Richmond-area Congressman Donald McEachin met with Virginians who benefit from the DACA program, Deferred Action for Childhood Arrivals. If Congress doesn’t act soon, the program could end.
Milenia Rojas is a senior in highschool. Next year she’s studying engineering at University of Rochester, on a full ride.
But for Rojas, who was born in Bolivia and is a DACA recipient, there’s a fear looming over that college decision.
“The University of Rochester is in a border town between Canada and New York,” Rojas told the Congressman Tuesday. “And just right outside of it there’s a bunch of border patrol and ICE agents.
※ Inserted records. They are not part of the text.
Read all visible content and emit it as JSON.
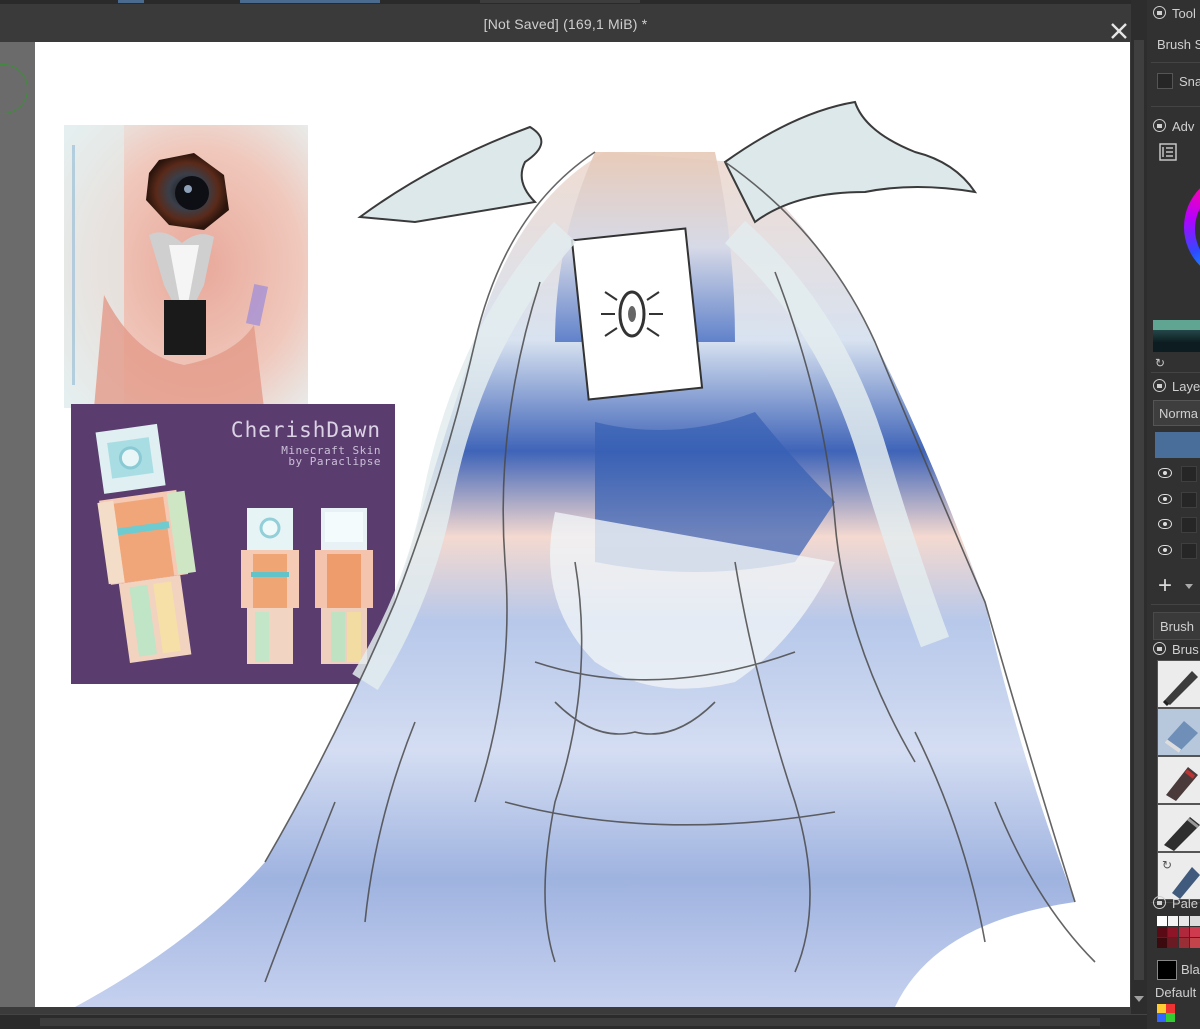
{
  "document": {
    "title": "[Not Saved]  (169,1 MiB) *",
    "close_icon": "close-icon"
  },
  "canvas": {
    "skin_card": {
      "title": "CherishDawn",
      "subtitle_line1": "Minecraft Skin",
      "subtitle_line2": "by Paraclipse"
    }
  },
  "docker": {
    "tool_options_header": "Tool",
    "brush_size_label": "Brush S",
    "snap_label": "Sna",
    "advanced_color_header": "Adv",
    "layers_header": "Laye",
    "blend_mode": "Norma",
    "add_layer_symbol": "+",
    "brush_tab_label": "Brush",
    "brush_presets_header": "Brus",
    "palette_header": "Pale",
    "foreground_color_label": "Blac",
    "palette_name": "Default"
  },
  "colors": {
    "canvas_background": "#ffffff",
    "active_layer": "#4a6e9a",
    "skin_card_background": "#5a3d6e"
  }
}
So I’m scared that once my DACA expires I might get deported.”
That also scares her older sister, Giancarla.
“When my dad left at the age of seven he told me make sure to take care of your sister, she is your daughter. Please protect her. And now I honestly feel powerless,” Rojas teared up, and rubbed her sister’s shoulder.
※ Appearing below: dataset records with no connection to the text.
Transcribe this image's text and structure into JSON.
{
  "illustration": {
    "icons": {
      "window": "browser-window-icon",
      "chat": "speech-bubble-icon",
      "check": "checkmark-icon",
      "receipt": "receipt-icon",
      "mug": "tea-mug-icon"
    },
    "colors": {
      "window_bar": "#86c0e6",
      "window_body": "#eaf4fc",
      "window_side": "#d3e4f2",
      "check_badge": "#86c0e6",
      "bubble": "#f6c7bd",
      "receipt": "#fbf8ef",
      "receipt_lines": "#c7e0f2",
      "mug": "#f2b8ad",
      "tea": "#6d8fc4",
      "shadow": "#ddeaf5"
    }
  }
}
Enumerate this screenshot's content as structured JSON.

Congressman Donald McEachin says he thinks a straightforward expansion of DACA could pass the House of Representatives if it ever makes it to the floor.
“You know I don’t have that crystal ball but I am the eternal optimist, so I believe that we will get there,” he said.
Instead, Congress looks likely to vote this week on a bill being proposed by immigration hardliner, Virginia Republican Bob Goodlatte. It would give DACA recipients temporary renewable legal status, but not citizenship.